Society is a delicate thing — getting millions of humans to act in some form of harmony and common good is remarkable. Humans are tribal creatures by nature, and our modern societies are a reflection of the tribe at a massive scale. So it’s our job as a society to decide who’s part of our tribe, and who is not. We’ve seen the ugly side of this in recent years — those in power telling us who ISN’T a part of the American tribe: immigrants. But as disturbing is who has allowed to become a part of our tribe: white supremacists.

It’s the job of society to create norms of acceptable behavior — to laud and celebrate those who exemplify those norms — Dr. Martin Luther King Jr. for example, who has a national holiday to honor his leadership. And it’s also the job of society to shun those who offend our sense of tribal justice — that’s how we create a functioning society for the benefit of the most.

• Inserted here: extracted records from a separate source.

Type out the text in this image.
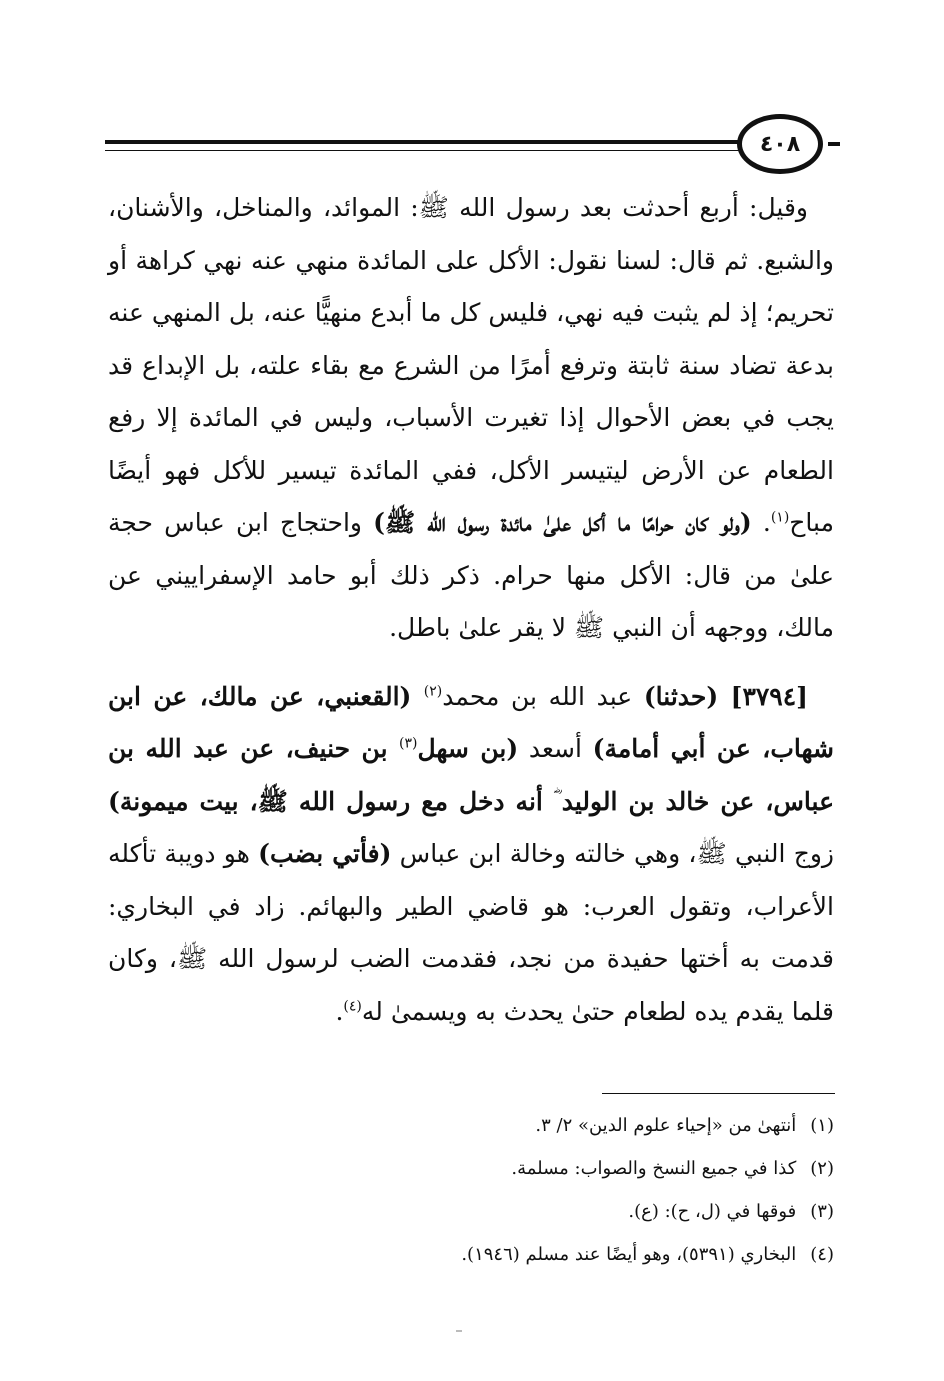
٤٠٨

وقيل: أربع أحدثت بعد رسول الله ﷺ: الموائد، والمناخل، والأشنان، والشبع. ثم قال: لسنا نقول: الأكل على المائدة منهي عنه نهي كراهة أو تحريم؛ إذ لم يثبت فيه نهي، فليس كل ما أبدع منهيًّا عنه، بل المنهي عنه بدعة تضاد سنة ثابتة وترفع أمرًا من الشرع مع بقاء علته، بل الإبداع قد يجب في بعض الأحوال إذا تغيرت الأسباب، وليس في المائدة إلا رفع الطعام عن الأرض ليتيسر الأكل، ففي المائدة تيسير للأكل فهو أيضًا مباح$^{(١)}$. (ولو كان حرامًا ما أكل علىٰ مائدة رسول الله ﷺ) واحتجاج ابن عباس حجة علىٰ من قال: الأكل منها حرام. ذكر ذلك أبو حامد الإسفراييني عن مالك، ووجهه أن النبي ﷺ لا يقر علىٰ باطل.

[٣٧٩٤] (حدثنا) عبد الله بن محمد$^{(٢)}$ (القعنبي، عن مالك، عن ابن شهاب، عن أبي أمامة) أسعد (بن سهل$^{(٣)}$ بن حنيف، عن عبد الله بن عباس، عن خالد بن الوليد ؓ أنه دخل مع رسول الله ﷺ، بيت ميمونة) زوج النبي ﷺ، وهي خالته وخالة ابن عباس (فأتي بضب) هو دويبة تأكله الأعراب، وتقول العرب: هو قاضي الطير والبهائم. زاد في البخاري: قدمت به أختها حفيدة من نجد، فقدمت الضب لرسول الله ﷺ، وكان قلما يقدم يده لطعام حتىٰ يحدث به ويسمىٰ له$^{(٤)}$.

(١)أنتهىٰ من «إحياء علوم الدين» ٢/ ٣.

(٢)كذا في جميع النسخ والصواب: مسلمة.

(٣)فوقها في (ل، ح): (ع).

(٤)البخاري (٥٣٩١)، وهو أيضًا عند مسلم (١٩٤٦).
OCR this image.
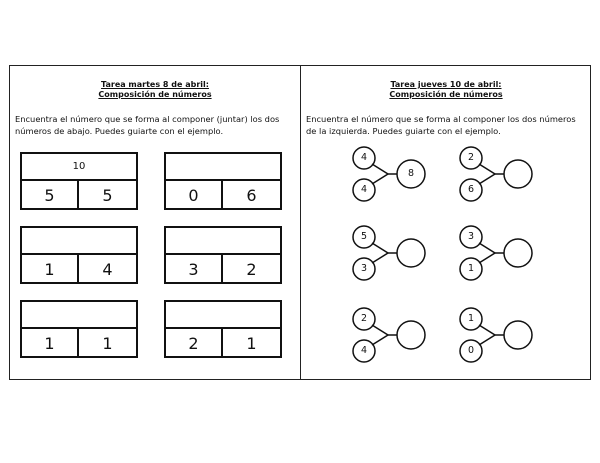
Tarea martes 8 de abril:
Composición de números
Encuentra el número que se forma al componer (juntar) los dos números de abajo. Puedes guiarte con el ejemplo.
10
5	5	0	6
1	4	3	2
1	1	2	1
Tarea jueves 10 de abril:
Composición de números
Encuentra el número que se forma al componer los dos números de la izquierda. Puedes guiarte con el ejemplo.
4
4
8
2
6
5
3
3
1
2
4
1
0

And I don’t believe that most people in America feel that racism, xenophobia, and white supremacy represent our values. So why would we permit these ideas to flourish? Whether we allow racism, anti-semitism and xenophobia to live in the open is an open judgement on our society — our tribe — and we are now living with the consequences.

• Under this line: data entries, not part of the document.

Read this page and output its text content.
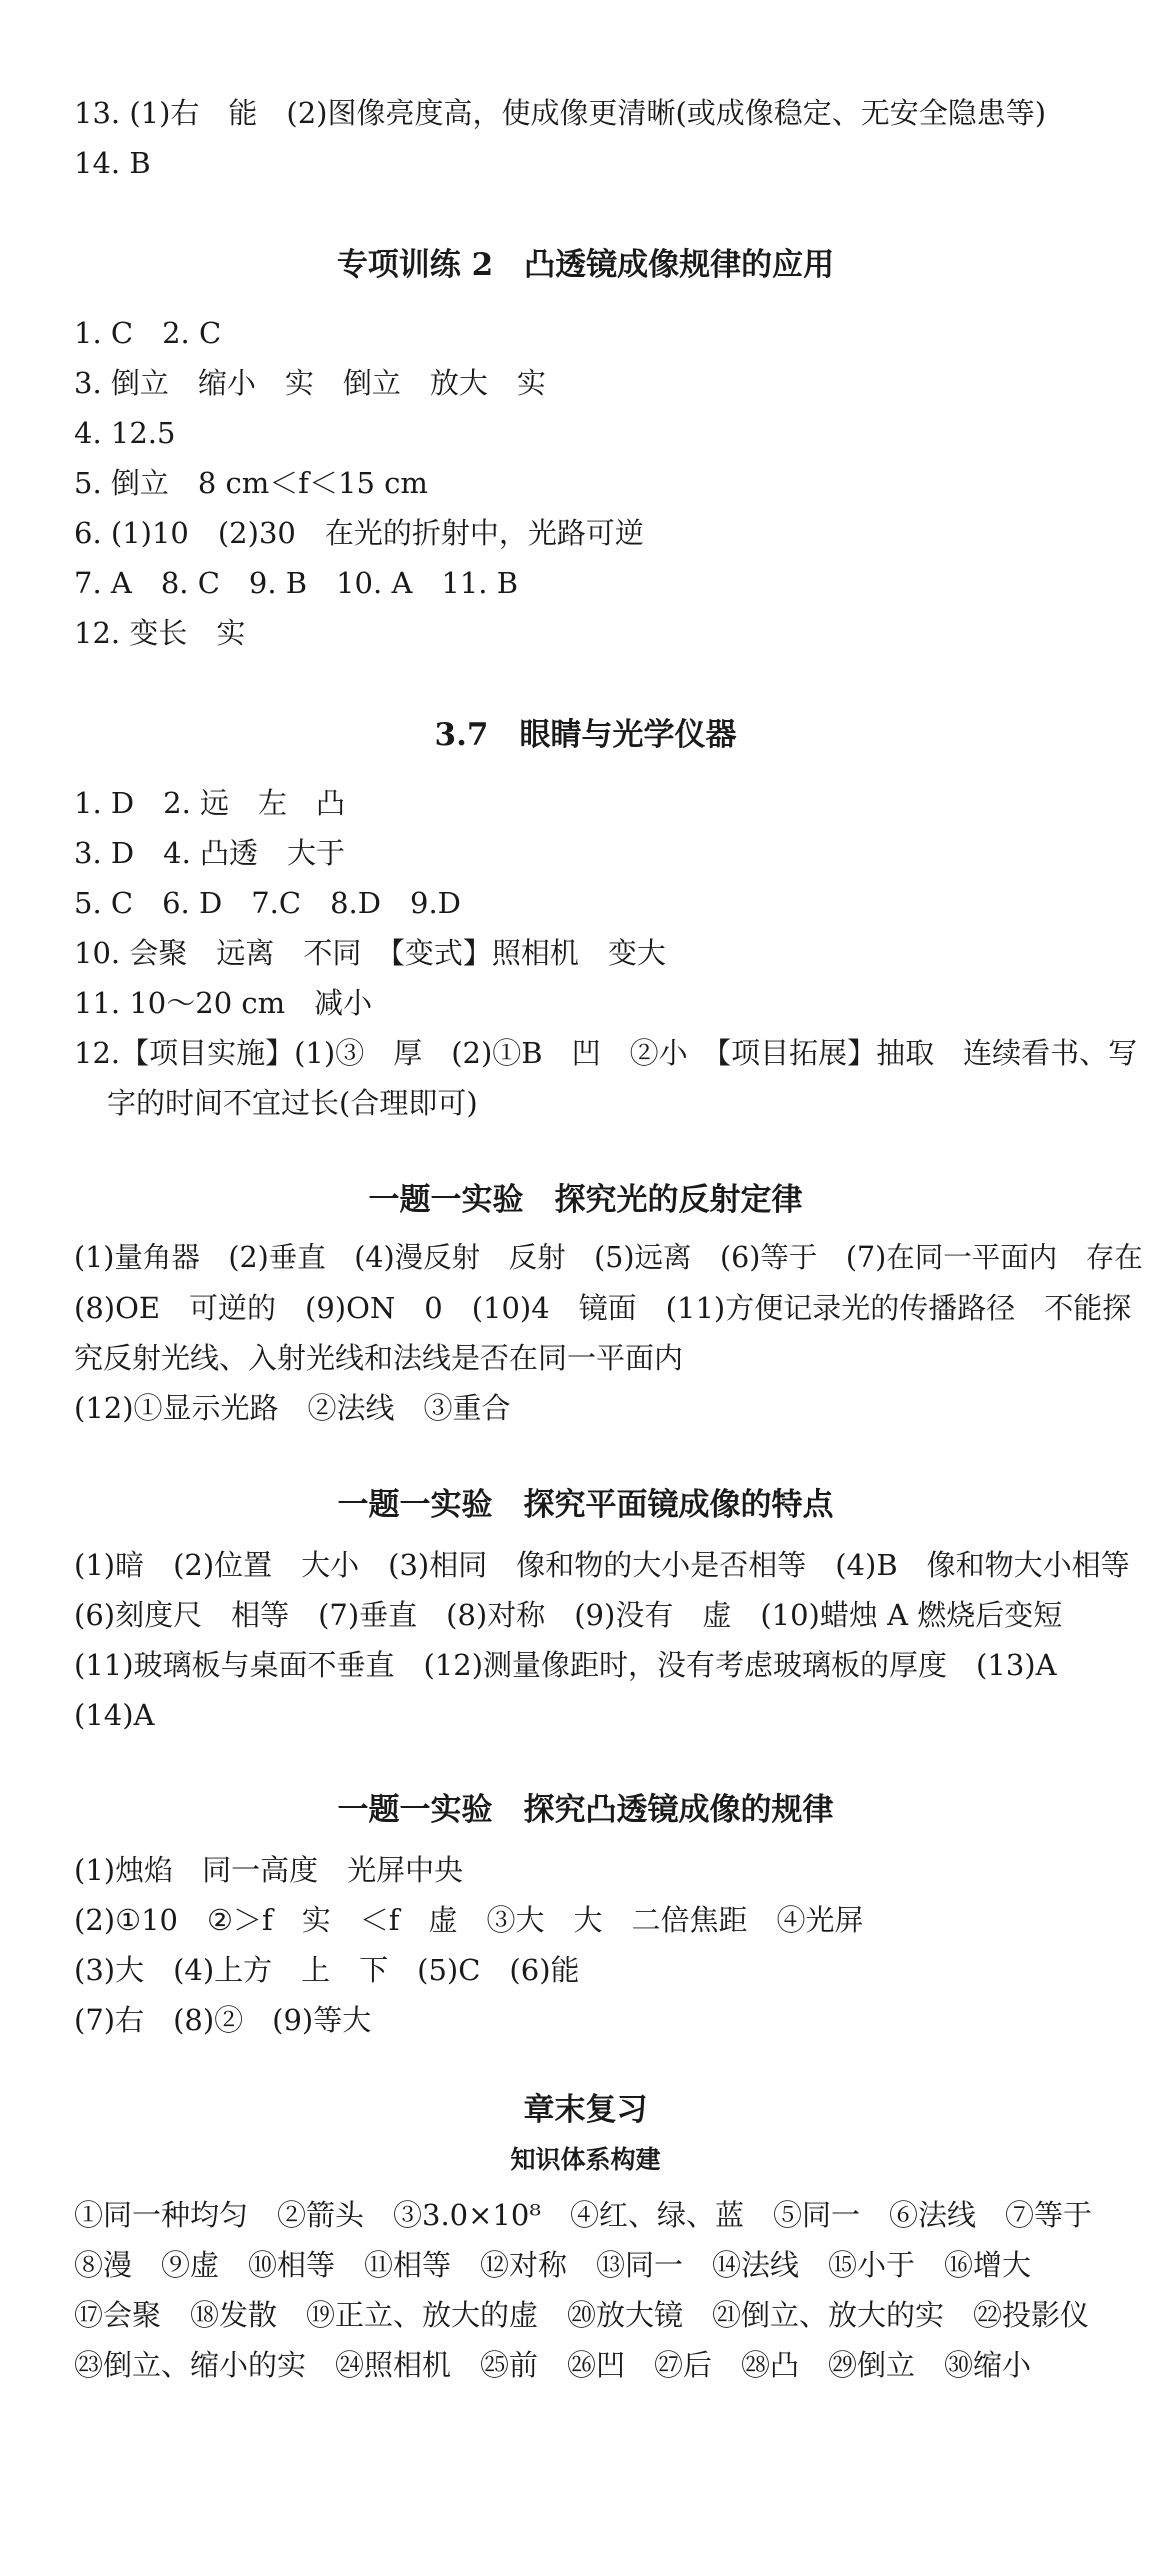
13. (1)右　能　(2)图像亮度高，使成像更清晰(或成像稳定、无安全隐患等)
14. B
专项训练 2　凸透镜成像规律的应用
1. C　2. C
3. 倒立　缩小　实　倒立　放大　实
4. 12.5
5. 倒立　8 cm＜f＜15 cm
6. (1)10　(2)30　在光的折射中，光路可逆
7. A　8. C　9. B　10. A　11. B
12. 变长　实
3.7　眼睛与光学仪器
1. D　2. 远　左　凸
3. D　4. 凸透　大于
5. C　6. D　7.C　8.D　9.D
10. 会聚　远离　不同　【变式】照相机　变大
11. 10～20 cm　减小
12.【项目实施】(1)③　厚　(2)①B　凹　②小　【项目拓展】抽取　连续看书、写
字的时间不宜过长(合理即可)
一题一实验　探究光的反射定律
(1)量角器　(2)垂直　(4)漫反射　反射　(5)远离　(6)等于　(7)在同一平面内　存在
(8)OE　可逆的　(9)ON　0　(10)4　镜面　(11)方便记录光的传播路径　不能探
究反射光线、入射光线和法线是否在同一平面内
(12)①显示光路　②法线　③重合
一题一实验　探究平面镜成像的特点
(1)暗　(2)位置　大小　(3)相同　像和物的大小是否相等　(4)B　像和物大小相等
(6)刻度尺　相等　(7)垂直　(8)对称　(9)没有　虚　(10)蜡烛 A 燃烧后变短
(11)玻璃板与桌面不垂直　(12)测量像距时，没有考虑玻璃板的厚度　(13)A
(14)A
一题一实验　探究凸透镜成像的规律
(1)烛焰　同一高度　光屏中央
(2)①10　②＞f　实　＜f　虚　③大　大　二倍焦距　④光屏
(3)大　(4)上方　上　下　(5)C　(6)能
(7)右　(8)②　(9)等大
章末复习
知识体系构建
①同一种均匀　②箭头　③3.0×10⁸　④红、绿、蓝　⑤同一　⑥法线　⑦等于
⑧漫　⑨虚　⑩相等　⑪相等　⑫对称　⑬同一　⑭法线　⑮小于　⑯增大
⑰会聚　⑱发散　⑲正立、放大的虚　⑳放大镜　㉑倒立、放大的实　㉒投影仪
㉓倒立、缩小的实　㉔照相机　㉕前　㉖凹　㉗后　㉘凸　㉙倒立　㉚缩小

While racism and white supremacy have always been a part of American society — it’s foolish to say anything else — the trend of the last 50 years of western society has been to denormalize it. What was once overt and in the open, was sent underground to die a slow death. Denormalization is the act of society telling you: “You’re wrong, cut it out.”

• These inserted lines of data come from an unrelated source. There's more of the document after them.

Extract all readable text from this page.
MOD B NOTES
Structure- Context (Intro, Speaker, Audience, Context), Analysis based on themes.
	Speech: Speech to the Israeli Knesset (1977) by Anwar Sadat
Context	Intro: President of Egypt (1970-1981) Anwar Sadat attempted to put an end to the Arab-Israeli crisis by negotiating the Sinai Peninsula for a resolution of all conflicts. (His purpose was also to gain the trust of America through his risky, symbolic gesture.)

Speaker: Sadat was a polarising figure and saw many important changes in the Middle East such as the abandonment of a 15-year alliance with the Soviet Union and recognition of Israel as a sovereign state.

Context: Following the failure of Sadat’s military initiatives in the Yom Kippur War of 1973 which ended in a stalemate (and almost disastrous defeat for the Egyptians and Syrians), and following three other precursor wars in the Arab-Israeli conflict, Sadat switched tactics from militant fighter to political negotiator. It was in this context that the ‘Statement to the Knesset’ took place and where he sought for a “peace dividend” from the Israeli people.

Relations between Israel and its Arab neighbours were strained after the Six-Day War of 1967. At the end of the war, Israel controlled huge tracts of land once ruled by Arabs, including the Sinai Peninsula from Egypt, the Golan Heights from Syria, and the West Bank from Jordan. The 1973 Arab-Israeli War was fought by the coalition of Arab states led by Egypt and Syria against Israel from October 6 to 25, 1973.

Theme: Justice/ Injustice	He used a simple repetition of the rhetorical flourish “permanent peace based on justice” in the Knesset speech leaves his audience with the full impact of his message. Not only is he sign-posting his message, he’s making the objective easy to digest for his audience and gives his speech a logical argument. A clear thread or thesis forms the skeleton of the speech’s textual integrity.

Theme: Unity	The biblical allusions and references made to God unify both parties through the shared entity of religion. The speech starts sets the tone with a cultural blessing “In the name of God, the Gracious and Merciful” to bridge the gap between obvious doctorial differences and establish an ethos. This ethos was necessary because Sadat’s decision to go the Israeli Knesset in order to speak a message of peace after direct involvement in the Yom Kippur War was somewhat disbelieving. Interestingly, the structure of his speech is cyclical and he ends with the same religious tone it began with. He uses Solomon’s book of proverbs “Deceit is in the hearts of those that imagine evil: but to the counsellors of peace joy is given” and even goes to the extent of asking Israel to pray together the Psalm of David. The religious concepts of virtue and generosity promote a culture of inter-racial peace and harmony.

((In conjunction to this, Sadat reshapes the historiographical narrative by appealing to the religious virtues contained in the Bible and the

Ironically, the progressive idea of tolerance must be intolerant of these previously marginalized views. There must be an objective idea of right and wrong for a tribal norm and a functioning society. Even though we should cherish tolerance, we must reject and shun those ideas that violate our most basic principles. This extends to the media who have sympathetically covered white supremacists to better understand them, while failing to meaningfully challenge them. And other media outlets that amplify these messages for ratings, even while the tragic events are unfolding. This extends to social media companies who go out of their way to ensure that extreme right wing views are treated fairly. In fact, only recently have social media companies made any attempt to rid their sites of conspiracy theories that spread racist and anti-semitic ideologies. It took them two years since this movement gained the spotlight to acknowledge their role. Companies that have played a part of this normalization are culpable along with the current power-holders. That’s because words matter. Whether you say them, or help spread them.

That’s why we at Twilio banned not just hate speech, but any organization whose primary purpose is spreading hate. It’s in our control to decide who uses our product, and from whom we take money. We choose not to profit from this hatred, or those who spread it.

Words matter — they legitimize hate and the acts that hate brings from the most unhinged of society. So far the executive branch has led this campaign, and the congress has done nothing to mitigate it. It’s time to end this insanity, and stabilize our tribe’s values. Next week, we have the opportunity to vote — and send a message about the tribe we are. There are candidates of both parties who will stand up against the normalization of racism, xenophobia, anti-semitism, and hate. Regardless of which party you support, I believe the only American stance is to support candidates who will stand up against the words of hate and hold power-holders accountable. And standing up means speaking up strongly against this hate, not just quietly shaking your head.

While not always perfect, since its founding our American tribe has believed in life, liberty and the pursuit of happiness. I read that phrase somewhere. If that’s really what America is about, then we need to recommit to those shared values. Use your dollars and attention to reject companies who amplify values in opposition to our tribe. Use your power to vote for leaders who represent those ideas, and tell the world that this is not the American tribe we are or want to be.